As we approach the 10 year anniversary of our nation’s worst terrorist attack and recall with so much emotion the tragic events of that day, I balance my grief at the event with the gratitude that so many of my co-workers and my boss escaped from the World Trade Center that day. Tomorrow I am preparing to take a flight for business reasons to the west coast. I am sure many would not even consider stepping on a plane on 9/11. I, however, am willing. Beyond the attacks themselves, the goal of a terrorist clearly goes beyond the killing and destruction, but also includes the intention to deprive us of our freedom; our ability to live normally. So many of us still remain personally impacted. For example, many New Yorkers will refuse to take a great new job if the office space is on a high floor. Others never leave their office building without their cell phone and wallet in tow…just in case.
Another ripple effect of September 11th, personal to me, was that I could no longer carry scissors on a plane.
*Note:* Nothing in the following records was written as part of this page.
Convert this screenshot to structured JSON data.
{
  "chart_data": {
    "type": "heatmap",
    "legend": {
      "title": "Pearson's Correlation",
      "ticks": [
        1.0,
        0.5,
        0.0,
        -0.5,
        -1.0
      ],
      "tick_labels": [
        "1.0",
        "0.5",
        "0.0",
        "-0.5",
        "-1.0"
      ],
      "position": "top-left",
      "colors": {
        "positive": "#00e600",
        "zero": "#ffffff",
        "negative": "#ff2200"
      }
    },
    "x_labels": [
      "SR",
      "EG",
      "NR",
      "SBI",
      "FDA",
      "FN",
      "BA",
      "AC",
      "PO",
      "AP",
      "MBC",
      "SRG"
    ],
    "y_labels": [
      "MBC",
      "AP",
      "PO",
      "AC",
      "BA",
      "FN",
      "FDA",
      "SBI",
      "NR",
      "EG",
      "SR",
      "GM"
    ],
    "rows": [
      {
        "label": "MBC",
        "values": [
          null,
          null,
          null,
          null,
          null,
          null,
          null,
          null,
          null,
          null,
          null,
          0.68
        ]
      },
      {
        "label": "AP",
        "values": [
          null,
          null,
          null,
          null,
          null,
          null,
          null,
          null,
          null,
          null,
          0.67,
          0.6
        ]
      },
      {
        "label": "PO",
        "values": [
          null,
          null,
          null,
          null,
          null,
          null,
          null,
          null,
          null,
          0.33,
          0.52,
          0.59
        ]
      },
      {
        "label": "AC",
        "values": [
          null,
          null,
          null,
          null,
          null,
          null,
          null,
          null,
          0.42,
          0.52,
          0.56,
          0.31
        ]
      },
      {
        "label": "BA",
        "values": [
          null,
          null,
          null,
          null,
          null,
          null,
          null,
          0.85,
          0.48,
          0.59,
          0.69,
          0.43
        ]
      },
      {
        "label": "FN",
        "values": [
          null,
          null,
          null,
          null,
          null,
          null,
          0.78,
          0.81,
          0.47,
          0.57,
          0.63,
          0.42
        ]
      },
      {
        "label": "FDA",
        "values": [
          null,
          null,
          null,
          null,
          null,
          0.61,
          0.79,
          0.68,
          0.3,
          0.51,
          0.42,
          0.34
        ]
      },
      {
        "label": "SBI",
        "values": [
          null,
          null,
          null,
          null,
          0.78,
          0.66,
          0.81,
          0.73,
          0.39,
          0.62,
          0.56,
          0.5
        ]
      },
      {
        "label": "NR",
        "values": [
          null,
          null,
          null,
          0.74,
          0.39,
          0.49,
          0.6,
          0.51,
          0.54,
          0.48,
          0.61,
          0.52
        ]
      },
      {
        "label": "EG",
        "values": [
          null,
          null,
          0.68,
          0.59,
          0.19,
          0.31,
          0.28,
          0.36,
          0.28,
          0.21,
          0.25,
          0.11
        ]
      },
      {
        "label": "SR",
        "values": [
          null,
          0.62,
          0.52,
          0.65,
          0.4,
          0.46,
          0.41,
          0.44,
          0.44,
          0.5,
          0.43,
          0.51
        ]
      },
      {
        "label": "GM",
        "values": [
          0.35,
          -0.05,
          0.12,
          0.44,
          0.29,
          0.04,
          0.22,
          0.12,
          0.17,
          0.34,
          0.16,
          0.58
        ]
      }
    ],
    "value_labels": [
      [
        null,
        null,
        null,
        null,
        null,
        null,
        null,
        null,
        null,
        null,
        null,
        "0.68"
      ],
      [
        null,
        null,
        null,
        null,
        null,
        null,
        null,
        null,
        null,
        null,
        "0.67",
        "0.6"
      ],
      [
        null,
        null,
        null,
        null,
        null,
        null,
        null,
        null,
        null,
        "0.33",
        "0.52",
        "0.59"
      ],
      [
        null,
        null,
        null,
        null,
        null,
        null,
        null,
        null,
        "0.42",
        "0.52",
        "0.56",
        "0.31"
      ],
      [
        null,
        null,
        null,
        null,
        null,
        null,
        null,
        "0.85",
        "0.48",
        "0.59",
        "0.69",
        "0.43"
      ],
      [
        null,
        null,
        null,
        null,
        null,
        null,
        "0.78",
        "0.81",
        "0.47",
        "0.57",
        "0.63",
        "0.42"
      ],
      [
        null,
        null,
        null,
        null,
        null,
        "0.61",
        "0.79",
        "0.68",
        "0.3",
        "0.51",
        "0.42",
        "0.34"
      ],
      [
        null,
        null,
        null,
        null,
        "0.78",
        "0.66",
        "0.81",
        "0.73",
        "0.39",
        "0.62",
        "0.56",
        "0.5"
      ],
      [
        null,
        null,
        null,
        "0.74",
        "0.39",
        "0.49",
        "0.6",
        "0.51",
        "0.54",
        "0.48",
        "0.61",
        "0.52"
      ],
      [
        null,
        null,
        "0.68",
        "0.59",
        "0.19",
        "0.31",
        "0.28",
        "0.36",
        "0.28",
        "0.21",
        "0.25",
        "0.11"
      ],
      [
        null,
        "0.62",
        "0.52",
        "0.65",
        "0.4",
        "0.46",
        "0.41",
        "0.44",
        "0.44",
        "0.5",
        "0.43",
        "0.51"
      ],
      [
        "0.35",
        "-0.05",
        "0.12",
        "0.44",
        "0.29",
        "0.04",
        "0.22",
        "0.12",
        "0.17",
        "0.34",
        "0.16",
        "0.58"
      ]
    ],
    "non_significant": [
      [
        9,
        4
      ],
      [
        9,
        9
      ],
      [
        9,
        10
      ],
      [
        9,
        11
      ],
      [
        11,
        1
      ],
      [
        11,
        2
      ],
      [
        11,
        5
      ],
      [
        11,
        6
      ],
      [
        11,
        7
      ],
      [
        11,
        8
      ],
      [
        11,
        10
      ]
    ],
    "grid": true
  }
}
For years I had brought a small scissor in my carry-on bag to help me open my complimentary snack bag on the flight. To understand my dependency one need only watch my husband, John, steer clear from me daily as I navigate through our kitchen wielding a steak knife. I carry it not as a weapon, but as my default tool to open things. Think about the items that people use their fingers to pull apart: cereal bags, snack bags for the kids, hard plastic saran wrap, the wrapper that seals a new bottle of dressing, or perhaps the plastic on the lid of a can of bread crumbs. These are not easy for me. Beyond the kitchen, one uses one’s many fingers to open everything from new toy boxes to make-up packages or bottles. That hard plastic surrounding a cap is the worst!!!
The constant struggle to open things using only my two fingers reminds me of why I never use chopsticks. Can I do it? Yes, with extra effort and some frustration, I can indeed. However, why would I when I can use a fork? Years ago, even before I met John, I grabbed a steak knife or scissor to aid me in these common chores and effectively never let go. I suppose relying on a knife or scissor has become my primary adaptation for living in a ten-fingered world where packages and wrappings were never intended to be opened by the likes of me. Of course, there are real options to assist those physically lacking. For example, there are prosthetic devices. But for me? No thanks, not necessary. A steak knife or scissor? Yes, much appreciated. Just yesterday I snuck a small pair of scissors in my purse in case I needed the extra boost to open my son Charlie’s popsicle stick wrapper after school (although Charlie was totally oblivious, I used it….).
The days of free warm meals on flights have been over for some time. And so, post 9/11 and forbidden to bring my sharp tools on board to open the lame wrapper-encased airline snack offerings, I often went hungry. Admittedly, my pride would get the best of me and I would refuse to ask the person sitting next to me or the flight attendant for help.
However, a few years ago, while stuck on a runway for a length of time, starved for food with nothing available but a bag of nuts, I decided to try to open the bag on my own. Despite several initial failed attempts, I realized that by holding the bag tightly with both hands and carefully ripping the bag downward with my teeth, it would rip apart! Sure, several of the peanuts spilled onto my lap, but I nevertheless rejoiced! As I reflect, had I not been prevented from bringing the scissor on the plane, I would never have made the extra push to try to open the bag on my own. I am pleased to report that despite the fact that scissors are still a prohibited carry-on item, on this Sunday’s flight I go forth confident that a small legacy of 9/11 has been overcome. This time though, I think I’ll ask for the pretzels.